Global equities hit fresh record highs on improved risk sentiment, gaining support from Netflix’s robust corporate earnings, Biden’s inauguration, and the falling US dollar-Yields.
Biden’s inauguration-A new American chapter:
The 78-year-old Democrat Joseph Robinette Biden Jr. became the 46th president of the United States on Wednesday, while Kamala Harris became the first Black American woman to become vice president.
The “Biden-Harris” inauguration has completed the most violent power transfer in recent American history, exactly two weeks after a group of ex-president Trump’s supporters stormed into the Capitol Hill building and leaving five people dead.
On top of that, Trump became the first president since Andrew Johnson in 1869 not to attend his successor’s inauguration, ahead of his second impeachment trial in the coming weeks.
All US stock indices extended the recent rally by ending Wednesday’s trading session at fresh record highs. The Dow Jones rose 0.83% to 31.188, almost 100 points above its previous all-time high. The S&P 500 was up 1.4% to 3.851, the Nasdaq Composite gained 2% to 13.457, while the small-cap benchmark Russell 2000 popped 0.4% to 2.158.
The share of the streaming giant Netflix hit a record high of $586, up 17% yesterday, after it reported strong subscriber growth and share buybacks. Also, the shares gained an additional boost after the company announced that they would no longer need to borrow billions of dollars to finance its TV shows and movies.
Asian-Pacific equities advanced on Thursday morning, following the overnight gains in Wall Street. Shares in Australia edged higher by 0.7% as the local unemployment rate came in at 6.6% in December, below expectations for 6.7%. China’s Shanghai Composite rose 1.3%, Japan’s Nikkei 225 ended up 0.80%, while Hong Kong’s Hang Seng index settled 0.20% higher.
Falling Treasury Yields weigh on the US dollar
The 10-year US Treasury yields edged lower to 1.08% as investors expect Federal Reserve to continue with its dovish monetary policy and not taper until the end of the year.
The recent back foot in yields, together with the market risk appetite, and dovish Fed monetary policies have weighed on the greenback. The DXY-US dollar index, which tracks the greenback against a basket of major currencies, dropped below 90.20, only a few days after it reached 91 levels.

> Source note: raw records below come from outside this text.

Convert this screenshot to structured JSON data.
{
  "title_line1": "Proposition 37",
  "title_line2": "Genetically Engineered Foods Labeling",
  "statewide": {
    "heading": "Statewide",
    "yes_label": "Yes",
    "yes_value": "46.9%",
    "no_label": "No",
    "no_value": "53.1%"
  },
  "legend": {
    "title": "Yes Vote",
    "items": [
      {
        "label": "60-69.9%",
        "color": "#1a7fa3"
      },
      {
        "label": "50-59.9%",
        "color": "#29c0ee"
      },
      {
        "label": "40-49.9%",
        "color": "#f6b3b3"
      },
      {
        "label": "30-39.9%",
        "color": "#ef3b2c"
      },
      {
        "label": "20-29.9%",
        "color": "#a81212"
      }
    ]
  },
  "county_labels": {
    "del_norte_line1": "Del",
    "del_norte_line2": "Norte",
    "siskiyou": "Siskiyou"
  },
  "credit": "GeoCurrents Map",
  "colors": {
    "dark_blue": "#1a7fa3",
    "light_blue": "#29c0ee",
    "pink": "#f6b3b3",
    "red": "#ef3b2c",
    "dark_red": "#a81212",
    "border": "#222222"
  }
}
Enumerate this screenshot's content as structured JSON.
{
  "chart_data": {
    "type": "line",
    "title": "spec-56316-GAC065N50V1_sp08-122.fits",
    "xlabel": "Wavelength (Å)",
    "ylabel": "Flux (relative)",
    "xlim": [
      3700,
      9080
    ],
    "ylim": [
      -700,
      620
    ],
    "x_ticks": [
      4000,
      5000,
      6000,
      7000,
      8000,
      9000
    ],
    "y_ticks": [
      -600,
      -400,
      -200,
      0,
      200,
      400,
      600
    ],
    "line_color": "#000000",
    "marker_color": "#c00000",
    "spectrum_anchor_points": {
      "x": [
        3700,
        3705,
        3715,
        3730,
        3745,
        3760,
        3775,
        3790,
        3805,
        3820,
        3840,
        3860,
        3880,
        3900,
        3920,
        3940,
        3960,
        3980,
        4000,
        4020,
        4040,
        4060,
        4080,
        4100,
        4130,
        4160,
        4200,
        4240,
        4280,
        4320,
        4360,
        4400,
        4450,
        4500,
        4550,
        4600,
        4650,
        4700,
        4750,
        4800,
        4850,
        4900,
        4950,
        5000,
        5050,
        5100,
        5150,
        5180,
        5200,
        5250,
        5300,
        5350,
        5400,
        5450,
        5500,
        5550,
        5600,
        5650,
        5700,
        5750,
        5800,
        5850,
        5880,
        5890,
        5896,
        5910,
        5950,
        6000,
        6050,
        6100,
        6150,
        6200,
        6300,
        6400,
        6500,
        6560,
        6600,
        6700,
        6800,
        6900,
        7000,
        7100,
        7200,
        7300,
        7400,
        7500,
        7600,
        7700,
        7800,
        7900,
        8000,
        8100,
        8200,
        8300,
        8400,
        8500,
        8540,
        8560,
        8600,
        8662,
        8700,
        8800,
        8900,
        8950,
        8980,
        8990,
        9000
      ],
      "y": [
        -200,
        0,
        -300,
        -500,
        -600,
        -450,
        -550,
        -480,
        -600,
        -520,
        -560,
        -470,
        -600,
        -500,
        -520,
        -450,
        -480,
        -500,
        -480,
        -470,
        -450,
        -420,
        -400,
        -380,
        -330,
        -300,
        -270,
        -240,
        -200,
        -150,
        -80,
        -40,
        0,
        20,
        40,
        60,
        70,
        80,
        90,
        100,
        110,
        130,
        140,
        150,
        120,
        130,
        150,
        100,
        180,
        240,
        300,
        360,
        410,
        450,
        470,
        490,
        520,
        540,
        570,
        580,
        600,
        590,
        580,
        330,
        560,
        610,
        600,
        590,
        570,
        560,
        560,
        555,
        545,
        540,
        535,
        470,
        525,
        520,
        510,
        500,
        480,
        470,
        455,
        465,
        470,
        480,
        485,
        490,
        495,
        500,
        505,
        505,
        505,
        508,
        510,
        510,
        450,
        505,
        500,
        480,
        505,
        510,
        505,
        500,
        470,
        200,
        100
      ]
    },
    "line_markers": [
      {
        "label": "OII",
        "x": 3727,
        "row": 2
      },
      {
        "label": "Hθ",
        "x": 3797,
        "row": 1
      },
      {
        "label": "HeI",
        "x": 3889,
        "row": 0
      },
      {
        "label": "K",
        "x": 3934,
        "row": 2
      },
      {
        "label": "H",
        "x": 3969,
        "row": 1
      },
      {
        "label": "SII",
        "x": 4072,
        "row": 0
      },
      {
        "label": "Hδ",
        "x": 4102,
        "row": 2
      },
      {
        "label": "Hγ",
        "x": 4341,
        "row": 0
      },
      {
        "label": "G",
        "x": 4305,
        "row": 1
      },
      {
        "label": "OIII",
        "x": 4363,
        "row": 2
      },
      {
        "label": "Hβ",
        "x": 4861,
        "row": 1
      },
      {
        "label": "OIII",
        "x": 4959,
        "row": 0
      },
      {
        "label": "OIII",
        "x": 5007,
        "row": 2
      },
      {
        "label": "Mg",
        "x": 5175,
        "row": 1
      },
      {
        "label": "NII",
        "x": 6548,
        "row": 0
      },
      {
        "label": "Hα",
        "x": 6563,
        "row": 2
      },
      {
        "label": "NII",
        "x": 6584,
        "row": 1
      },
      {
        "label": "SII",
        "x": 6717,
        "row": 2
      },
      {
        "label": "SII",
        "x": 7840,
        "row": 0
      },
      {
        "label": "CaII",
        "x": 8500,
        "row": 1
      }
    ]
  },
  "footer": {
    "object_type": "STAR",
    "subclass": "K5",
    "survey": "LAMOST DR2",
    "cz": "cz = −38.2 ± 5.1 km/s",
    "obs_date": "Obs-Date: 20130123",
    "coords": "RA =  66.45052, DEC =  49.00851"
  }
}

The optimism around the massive $1.9T US fiscal package has sent investors away from the safe-haven currencies such as the US dollar, Japanese Yen and Swiss Franc and into more growth-led currencies such as Euro, Sterling, and the commodities-led currencies of Canadian, Australia, and New Zealand dollars.
The EUR/USD pair advances back above 1.2140, the USDJPY slips near 103.400, the USD/CAD falls to a 3-year low of 1.2630. Meanwhile, the NZD and AUD extend gains against the greenback to 0.722 and 0.777 respectively on improved Aussie unemployment rates and higher commodities prices.
WTI and Brent crude prices advance near $53 and $56 per barrel respectively, over a growing optimism that the massive fiscal and monetary pandemic-relief packages will improve the global economic growth and hence the demand for petroleum products.
Furthermore, crude prices took an extra boost after China, the world’s larger crude consumer, shown an increase in fuel demand by 3%, a record high in the pandemic-shaken 2020.
Gold and Silver have gained traction recently, climbing to weekly highs of $1.870/oz and $26/oz, as they considered the ideal hedge against inflation and US dollar devaluation amid the $1.9T US stimulus.
Hence, the precious metals gain support from the dovish Fed, while the lower Treasury yields reduce the opportunity cost of holding non-yielding gold and silver metals.